The only thing to look out for is to match the number of PCIe lanes supported by the enclosure with the number supported by the SSD. A 4 lane SSD will only have 50% of its peak performance if installed in an enclosure that only supports 2 lanes. Meaning you would want to either look for a 4 lane enclosure (if any exist) or get a 2 lane SSD (which will cost less).
IMHO if you really want to exploit the potential of PCI SSDs (M.2 NVME) you need to go for a TB3 enclosure. Even Gen 2 doesn’t offer enough real-world throughput (at least for data I’ve seen on Macs) to justify going beyond SATA3.
Going TB3 + PCI SSD makes the solution more pricey (as your figures show), but if that extra performance is required it will be well worth it.
Going back 4 or 5 years when I started replacing spinning “rust” with SSDs I did a lot of reading. I found that anandtech.com has very good write ups about the nitty gritty details of SSDs. And they felt, with lots of backing and explinations, that Samsung seemed to be doing the best job of firmware inside of SSDs. Even back then a Samsung EVO or similar SSD had something like well over 300mb of code in the drive.
Anyway I’ve gone with almost all Samsung since then with only 2 failures over 200 or so drives.
And where budgets have been severly constrained I’ve gone with Crucial.

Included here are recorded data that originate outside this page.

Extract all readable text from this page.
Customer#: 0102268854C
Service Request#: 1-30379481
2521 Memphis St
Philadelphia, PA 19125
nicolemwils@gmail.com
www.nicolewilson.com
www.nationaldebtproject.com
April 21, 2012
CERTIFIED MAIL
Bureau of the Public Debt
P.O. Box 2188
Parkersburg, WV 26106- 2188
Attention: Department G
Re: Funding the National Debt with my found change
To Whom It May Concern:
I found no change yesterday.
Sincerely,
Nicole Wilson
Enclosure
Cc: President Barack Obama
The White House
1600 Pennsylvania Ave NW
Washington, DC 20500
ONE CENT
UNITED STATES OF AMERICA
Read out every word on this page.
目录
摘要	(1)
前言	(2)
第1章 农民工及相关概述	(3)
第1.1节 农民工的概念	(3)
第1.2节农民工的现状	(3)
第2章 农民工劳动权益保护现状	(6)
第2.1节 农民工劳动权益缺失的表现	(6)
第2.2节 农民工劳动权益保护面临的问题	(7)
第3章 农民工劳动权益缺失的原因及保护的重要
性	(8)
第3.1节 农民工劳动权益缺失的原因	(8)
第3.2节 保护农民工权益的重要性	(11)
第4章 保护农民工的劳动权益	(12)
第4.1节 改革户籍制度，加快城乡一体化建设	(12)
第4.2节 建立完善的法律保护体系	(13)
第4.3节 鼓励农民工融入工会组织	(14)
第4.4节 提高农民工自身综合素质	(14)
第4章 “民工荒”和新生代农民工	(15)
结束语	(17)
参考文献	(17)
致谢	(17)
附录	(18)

SSDs in a spinning disk case are all over. A current model Samsung EVO can be had for 1TB for $100. And as other have noted if you really want faster you can go with M.2 form factors (looks sort of like a memory stick).
And yes, get a good external case and have fun.
Samsung has a QVO line that uses a different way to structure the cells at the atomic level and gets the cost down. But it is specifically for rare write situations. Read speeds are decent but writes are very slow. Think things like a library of photos or similar.
Samsung also has their own external line of drives based on their EVO silicon which get good reviews.